Black and White Gallery
483 Driggs Avenue, 718-599-8775
Williamburg
October 27 - December 4, 2006
Reception: Friday, October 27, 6 - 9 PM
Web Site
Sight lines is an exhibition of photographs and video works by the Brooklyn-based artist Meighan Gale is a survey of work executed in 2005 – 2006.
In this exhibition Gale continues to explore techniques that catalog movement and the body’s many ranges. The subject of her photographs is the split second between tension and relaxation, suspension and release, when all action is controlled. Rather than freeze motion, the photographs preserve moments of equilibrium that immediately afterward become a memory, one moment in the everyday negotiation of play and work, childhood and maturity, past and future. The work is an ongoing attempt to distill a gestural alphabet from the vocabulary of daily movement; including family life and the navigation of domestic space, landscape and exercise, and the improvisational gestures of expression and communication. These positions, angles, and rest points are embedded in what is necessarily unique to each of us – a personal language of the body – with all its reflexes, mannerisms, tics, and habits.

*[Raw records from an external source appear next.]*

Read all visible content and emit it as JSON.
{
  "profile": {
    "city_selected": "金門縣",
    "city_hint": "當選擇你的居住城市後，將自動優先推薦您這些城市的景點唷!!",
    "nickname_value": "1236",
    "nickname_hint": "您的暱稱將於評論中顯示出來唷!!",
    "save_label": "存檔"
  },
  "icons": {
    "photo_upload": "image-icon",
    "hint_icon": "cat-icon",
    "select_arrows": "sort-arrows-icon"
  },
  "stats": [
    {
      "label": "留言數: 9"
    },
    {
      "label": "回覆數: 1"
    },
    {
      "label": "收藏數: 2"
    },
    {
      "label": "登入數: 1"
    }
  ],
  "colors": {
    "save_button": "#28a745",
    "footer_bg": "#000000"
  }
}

In Sight Lines, the captured gestures happen on a stage before a landscape. In the large scale work, a layer of line is added by Gale’s children who have drawn on the glass through which the image is shot. In the small scale work, another layer of line is added by sewing on the surface of the image. These lines allude to trajectories of movement, energy, and space. The image becomes a composite of landscape, figure, and line where the perspective is skewed, position is marked and elaborated on, and the surface is disrupted. All of the traditional elements of image making are present layered across time not constructed simultaneously. Together these images endeavor to illustrate our place in the landscape, the family, and in our imagination.